Personal info
- Nickname: Servinator
- Born: December 23, 1945 Brooklyn, New York, U.S.
- Died: May 7, 2010 (aged 64) Los Angeles, California, U.S.

Best statistics
- Height: 6 ft 1.5 in (1.87 m)
- Weight: Contest: 220 lb (100 kg)

Professional (Pro) career
- Best win: Mr. Universe (1968, 1975, 1980 and 1981), Mr. America (1978);

= Dennis Tinerino =

American bodybuilder (1945–2010)

Dennis Tinerino (December 23, 1945 – May 7, 2010) was an American bodybuilder, most prominent in the late 1960s and 1970s. He won the Mr. Universe title four times in 1968, 1975, 1980 and 1981 and Mr. World in 1971 in the tall man's category, and Mr. America in 1978. After becoming involved in a life of crime, running one of the biggest escort services in California, he became an international evangelist. The 1983 edition of The Gold's Gym book of bodybuilding cited him as "one of the most successful bodybuilders of the past decade or two". He is an inductee of the National Fitness Hall of Fame, IFBB Hall of Fame and National Italian American Sports Hall of Fame.

==Biography==
===Early life===
Tinerino was born into an Italian-American family in Brooklyn in 1945. At the age of 12 he resolved to become a champion bodybuilder and actor after looking in the mirror and feeling that he was "so skinny he could duck raindrops". His father, a boxer, started his training at the local YMCA. He grew up in a rough area, white in a black neighborhood, surviving numerous death threats, but remained focused. Attending East New York Technical High School from aged 13–16, he "packed three inches onto his arms, netting 16 inches total at a bodyweight of 175 pounds." After graduating high school he worked for Olympic Radio and TV. There he met Joe Abbenda who became his mentor, along with Bill Pearl, advancing his training sessions to 5 days a week.

===Bodybuilding===
Tinerino won the Teen Mr. America, Mr. Atlantic Coast, Mr East Coast, and Mr. Brooklyn contests in 1964, and finished second to Arnold Schwarzenegger at the Mr. Universe contest in 1967 at the age of 21. He won the NABBA Mr. Universe title in England in 1968, and later in 1975, 1980 and 1981 in the tall man's category. He won the Mr. World contest in the tall man's category in 1971. He finished 6th overall in the 1977 Mr. Olympia contest, 3rd in the over 200 lb category, and 9th overall in the 1978 Mr. Olympia coast, 4th in the over 200 lb category. Tinerino also won the title of Pro Mr. Natural America in 1978. His last contest was in the 1982 Mr. Olympia, finishing in 14th place.

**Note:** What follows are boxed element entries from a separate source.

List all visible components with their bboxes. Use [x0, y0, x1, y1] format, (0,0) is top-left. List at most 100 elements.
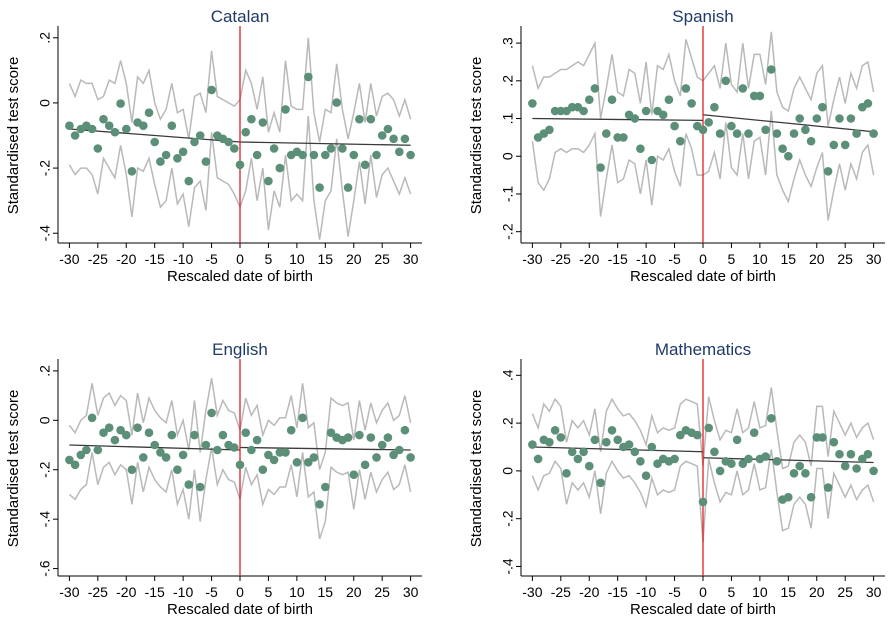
data-point — [647, 442, 657, 452]
data-point — [372, 150, 381, 160]
data-point — [116, 425, 125, 435]
data-point — [195, 482, 205, 492]
data-point — [789, 469, 799, 478]
data-point — [201, 157, 211, 166]
data-point — [715, 466, 725, 476]
x-tick-label: -15 — [145, 584, 165, 600]
data-point — [70, 131, 80, 140]
data-point — [602, 437, 611, 447]
data-point — [704, 118, 713, 127]
x-tick-label: 20 — [346, 251, 362, 267]
x-tick-label: -30 — [59, 584, 79, 600]
data-point — [664, 95, 674, 104]
data-point — [406, 150, 415, 160]
x-axis-label: Rescaled date of birth — [630, 601, 776, 618]
x-tick-label: 15 — [318, 251, 334, 267]
x-tick-label: -25 — [551, 584, 571, 600]
data-point — [749, 428, 759, 437]
x-tick-label: 15 — [781, 584, 797, 600]
fit-line-right — [702, 457, 874, 464]
data-point — [389, 134, 398, 144]
data-point — [767, 65, 776, 74]
data-point — [840, 140, 850, 150]
data-point — [636, 457, 645, 466]
data-point — [65, 455, 74, 465]
data-point — [400, 425, 410, 435]
data-point — [738, 84, 748, 93]
data-point — [258, 118, 268, 127]
x-tick-label: 25 — [374, 251, 390, 267]
fit-line-left — [69, 128, 241, 143]
y-axis-label: Standardised test score — [468, 57, 485, 215]
data-point — [795, 461, 804, 471]
y-tick-label: .2 — [500, 417, 516, 429]
data-point — [732, 129, 742, 138]
data-point — [647, 155, 657, 165]
fit-line-right — [239, 446, 411, 451]
data-point — [607, 426, 617, 435]
data-point — [99, 114, 108, 124]
x-tick-label: 20 — [346, 584, 362, 600]
x-tick-label: 5 — [265, 251, 273, 267]
data-point — [710, 102, 719, 112]
data-point — [366, 433, 376, 442]
x-tick-label: 0 — [236, 251, 244, 267]
data-point — [338, 144, 347, 153]
data-point — [835, 114, 844, 123]
x-tick-label: 30 — [403, 251, 419, 267]
x-tick-label: -15 — [145, 251, 165, 267]
data-point — [562, 469, 571, 478]
data-point — [383, 124, 393, 134]
panel-0: Catalan .2 0 -.2 -.4 -30 -25 -20 -15 -10 -5 0 5 10 15 2… — [5, 7, 422, 285]
data-point — [235, 460, 245, 470]
data-point — [869, 466, 878, 476]
x-tick-label: -5 — [668, 584, 681, 600]
x-tick-label: -5 — [205, 584, 218, 600]
data-point — [286, 425, 296, 435]
x-tick-label: -25 — [88, 584, 108, 600]
data-point — [772, 457, 782, 466]
x-tick-label: 5 — [728, 251, 736, 267]
data-point — [823, 167, 833, 176]
fit-line-right — [702, 114, 874, 133]
data-point — [360, 160, 370, 170]
data-point — [349, 150, 359, 160]
data-point — [184, 480, 194, 489]
x-tick-label: -30 — [522, 584, 542, 600]
data-point — [767, 414, 776, 423]
data-point — [355, 114, 364, 124]
data-point — [846, 449, 856, 459]
y-tick-label: .2 — [37, 365, 53, 377]
data-point — [715, 129, 725, 138]
data-point — [173, 154, 182, 163]
data-point — [613, 435, 622, 445]
data-point — [321, 150, 330, 160]
x-tick-label: -20 — [579, 251, 599, 267]
data-point — [161, 453, 171, 462]
data-point — [823, 483, 833, 492]
x-tick-label: 15 — [781, 251, 797, 267]
data-point — [624, 440, 634, 449]
data-point — [360, 460, 370, 470]
y-tick-label: 0 — [500, 467, 516, 475]
data-point — [619, 133, 628, 142]
data-point — [133, 423, 142, 432]
data-point — [607, 95, 617, 104]
data-point — [630, 447, 640, 457]
data-point — [207, 85, 216, 95]
panel-3: Mathematics .4 .2 0 -.2 -.4 -30 -25 -20 -15 -10 -5 0… — [468, 340, 885, 618]
data-point — [812, 114, 822, 123]
data-point — [377, 440, 387, 450]
data-point — [567, 447, 577, 457]
x-tick-label: -30 — [59, 251, 79, 267]
data-point — [533, 454, 543, 464]
data-point — [213, 445, 222, 455]
x-axis-label: Rescaled date of birth — [167, 268, 313, 285]
data-point — [355, 430, 364, 440]
data-point — [309, 150, 319, 160]
y-tick-label: .2 — [37, 32, 53, 44]
y-tick-label: -.4 — [37, 225, 53, 242]
data-point — [110, 435, 120, 445]
data-point — [590, 435, 600, 445]
data-point — [693, 430, 702, 440]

In 1969 he portrayed Atlas in Schwarzenegger's debut film, Hercules in New York, released in February 1970. In the 1970s he appeared on the cover of magazines such as Muscle & Fitness, Muscular Development, Iron Man, and Strength & Health. The 1983 publication, The Gold's Gym book of bodybuilding, cited him as "one of the most successful bodybuilders of the past decade or two". In 1985, Robert Kennedy said of him, "this bodybuilding superstar has won every major competition except the Mr. Olympia title. To his credit, he is the only major champion to win a steroid-free contest (the Natural Mr. America).

===Criminal turned pastor===
Enjoying a life of excess, he was drawn into organized crime. This involved him in one of the largest escort rings in California, as well as gambling, book making and other criminal pursuits. Eventually he was arrested and prosecuted. He boasted that he earned millions and loved life in the fast lane, including making $1000 a week from arm wrestling alone. His arrest in his Hollywood office was broadcast on live TV, shamed as a former Mr. Universe turned crook. His lawyer managed to reduce his sentence to just a year in prison for pandering. In prison he met a preacher who told him that God had big plans for him and that it was his destiny to become an international evangelist. He confesses to having been "struck by a lightning bolt from heaven and have his life flash before his eyes" after praying to God to pardon his sins and becoming a Christian. On being released from prison, he established the Dennis Tinerino Ministries based in Beverly Hills in 1979, becoming an international evangelist. In 2006 he authored the book Super Size Your Faith.

==Personal life==
Tinerino married Anita Conti in 1970.
He developed cancer in the 1990s and was told he had 2 weeks to live but the cancer went into remission. He survived numerous near encounters with death, surviving a plane crash, car crashes and hitmen. He died of cancer in 2010. He is recognized in the AAU Hall of Fame, the National Italian American Sports Hall of Fame, the Oldetime Barbell & Strongmen Hall of Fame, the National Fitness Hall of Fame, and entered the IFBB Hall of Fame in 2006.